Thalamic Stimulation for Epilepsy Study

The purpose of this research is to examine the physiologic underpinnings of deep brain stimulation of the anterior nucleus of the thalamus (ANT), a method reducing seizures in adults diagnosed with medically refractory epilepsy. In this study, the investigator aims to perform cortical stereo electroencephalogram (sEEG) recordings during simultaneous ANT recording and stimulation to better understand the following: 1) how the ANT is involved in various seizure types; 2) which cortical regions are modulated by established ANT stimulation patterns; and 3) how novel ANT stimulation patterns modify epileptogenic cortical activity. Together, this knowledge will advance ANT DBS therapy by providing a physiologic basis for patient selection for ANT DBS, while identifying brain signals and stimulation patterns that can be used to develop novel methods for ANT DBS.

Approximately 3 million people in the United States experience epilepsy. Despite medical therapy, up to 30% of these patients continue to experience recurrent seizures. In this medically refractory population, tissue resection or ablation offer a high likelihood of seizure freedom, if a single epileptogenic focus can be precisely identified. For patients who are not candidates for resection or ablation, or those who continue to have seizures after these treatments, neuromodulation represents an alternative therapeutic option. One such therapy, deep brain stimulation (DBS) has been approved for around 5 years in Europe and was recently approved in the United States as a treatment for medically refractory epilepsy.

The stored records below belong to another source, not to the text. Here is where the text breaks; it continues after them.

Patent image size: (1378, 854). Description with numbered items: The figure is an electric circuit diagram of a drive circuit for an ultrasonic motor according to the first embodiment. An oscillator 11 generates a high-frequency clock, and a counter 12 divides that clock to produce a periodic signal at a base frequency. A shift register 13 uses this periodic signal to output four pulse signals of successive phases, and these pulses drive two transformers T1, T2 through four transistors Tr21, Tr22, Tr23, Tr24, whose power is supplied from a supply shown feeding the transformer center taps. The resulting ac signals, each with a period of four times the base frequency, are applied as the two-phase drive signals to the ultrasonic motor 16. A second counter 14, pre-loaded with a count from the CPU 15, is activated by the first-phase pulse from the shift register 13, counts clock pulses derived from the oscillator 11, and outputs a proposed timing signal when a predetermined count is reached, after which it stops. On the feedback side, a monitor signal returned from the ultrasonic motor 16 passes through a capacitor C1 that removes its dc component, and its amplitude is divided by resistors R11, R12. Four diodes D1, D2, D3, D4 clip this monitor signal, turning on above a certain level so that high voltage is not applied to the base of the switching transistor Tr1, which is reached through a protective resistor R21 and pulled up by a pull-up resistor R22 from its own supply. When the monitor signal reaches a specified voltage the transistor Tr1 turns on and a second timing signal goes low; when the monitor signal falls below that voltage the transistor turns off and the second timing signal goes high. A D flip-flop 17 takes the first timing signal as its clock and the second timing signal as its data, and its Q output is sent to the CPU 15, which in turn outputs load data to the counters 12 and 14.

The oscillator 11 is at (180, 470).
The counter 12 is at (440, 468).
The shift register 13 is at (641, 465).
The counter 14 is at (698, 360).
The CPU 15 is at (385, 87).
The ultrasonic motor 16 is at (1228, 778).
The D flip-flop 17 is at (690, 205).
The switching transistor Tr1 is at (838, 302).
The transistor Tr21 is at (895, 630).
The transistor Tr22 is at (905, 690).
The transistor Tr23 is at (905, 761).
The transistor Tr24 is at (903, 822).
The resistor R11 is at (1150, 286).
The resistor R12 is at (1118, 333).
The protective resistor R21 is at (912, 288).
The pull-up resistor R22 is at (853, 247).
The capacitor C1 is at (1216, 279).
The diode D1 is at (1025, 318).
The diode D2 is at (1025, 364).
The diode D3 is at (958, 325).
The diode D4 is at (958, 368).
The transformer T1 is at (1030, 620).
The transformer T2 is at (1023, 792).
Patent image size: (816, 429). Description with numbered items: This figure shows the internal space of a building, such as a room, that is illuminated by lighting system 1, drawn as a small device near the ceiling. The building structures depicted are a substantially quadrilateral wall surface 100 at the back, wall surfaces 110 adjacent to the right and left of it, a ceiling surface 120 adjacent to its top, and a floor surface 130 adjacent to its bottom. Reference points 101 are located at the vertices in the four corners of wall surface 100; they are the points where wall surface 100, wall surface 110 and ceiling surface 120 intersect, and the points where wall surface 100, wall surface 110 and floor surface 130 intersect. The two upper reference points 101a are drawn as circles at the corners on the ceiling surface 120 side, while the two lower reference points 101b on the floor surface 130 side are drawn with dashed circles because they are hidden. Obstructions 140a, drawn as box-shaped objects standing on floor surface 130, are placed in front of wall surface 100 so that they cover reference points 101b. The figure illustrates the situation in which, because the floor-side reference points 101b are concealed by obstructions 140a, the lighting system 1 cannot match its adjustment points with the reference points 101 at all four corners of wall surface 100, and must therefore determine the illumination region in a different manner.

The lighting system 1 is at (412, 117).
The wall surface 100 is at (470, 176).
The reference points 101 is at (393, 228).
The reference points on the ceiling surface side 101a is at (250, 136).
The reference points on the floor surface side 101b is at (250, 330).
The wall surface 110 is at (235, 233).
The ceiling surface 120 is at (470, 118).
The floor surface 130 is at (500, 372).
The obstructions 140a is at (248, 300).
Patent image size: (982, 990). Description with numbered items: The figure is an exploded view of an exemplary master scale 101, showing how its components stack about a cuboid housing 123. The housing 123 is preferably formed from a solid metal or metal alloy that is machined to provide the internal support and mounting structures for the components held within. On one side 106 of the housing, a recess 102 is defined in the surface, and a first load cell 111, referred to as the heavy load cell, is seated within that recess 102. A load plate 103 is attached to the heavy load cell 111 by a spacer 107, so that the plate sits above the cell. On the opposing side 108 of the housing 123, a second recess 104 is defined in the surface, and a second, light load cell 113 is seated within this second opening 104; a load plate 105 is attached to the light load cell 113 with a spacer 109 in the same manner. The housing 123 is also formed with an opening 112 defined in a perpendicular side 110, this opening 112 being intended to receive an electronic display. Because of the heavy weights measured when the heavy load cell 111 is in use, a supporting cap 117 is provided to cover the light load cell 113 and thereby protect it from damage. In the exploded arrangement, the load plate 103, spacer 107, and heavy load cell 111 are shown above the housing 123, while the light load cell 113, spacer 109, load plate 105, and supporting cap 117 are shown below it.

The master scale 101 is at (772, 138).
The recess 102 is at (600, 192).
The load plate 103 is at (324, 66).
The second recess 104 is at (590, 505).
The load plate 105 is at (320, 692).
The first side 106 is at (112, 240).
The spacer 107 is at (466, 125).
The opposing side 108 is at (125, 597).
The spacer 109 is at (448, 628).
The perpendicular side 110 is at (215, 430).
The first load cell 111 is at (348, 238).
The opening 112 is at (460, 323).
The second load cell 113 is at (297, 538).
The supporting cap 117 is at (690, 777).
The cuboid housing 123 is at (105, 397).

A number of potential DBS targets are being investigated, particularly, the ANT, which consists of the anteroventral, anterodorsal, and anteromedial nuclei. The ANT was recognized as a potential target because of its central connectivity to cortical regions where seizures often originate. Several pilot studies and recent trials have demonstrated 5-year efficacy and safety outcomes for ANT DBS. In a large randomized controlled study of ANT stimulation with long-term follow-up, there was a 56% median seizure reduction at the 2 year, and a 69% median and seizure reduction at the 5 year, in patients with drug-resistant focal epilepsy. This study also suggested that patients with temporal lobe epilepsy achieved greater benefit than those with extra-temporal or multifocal seizures. Since these pivotal trials, DBS of the ANT has emerged as a promising therapy for focal drug resistant epilepsy, however, its basic mechanism of action is unclear. One study which examined cortical local field potentials recordings during high-frequency ANT stimulation (130 Hz), has suggested that epileptic network desynchronization is a potential mechanism of DBS of the ANT.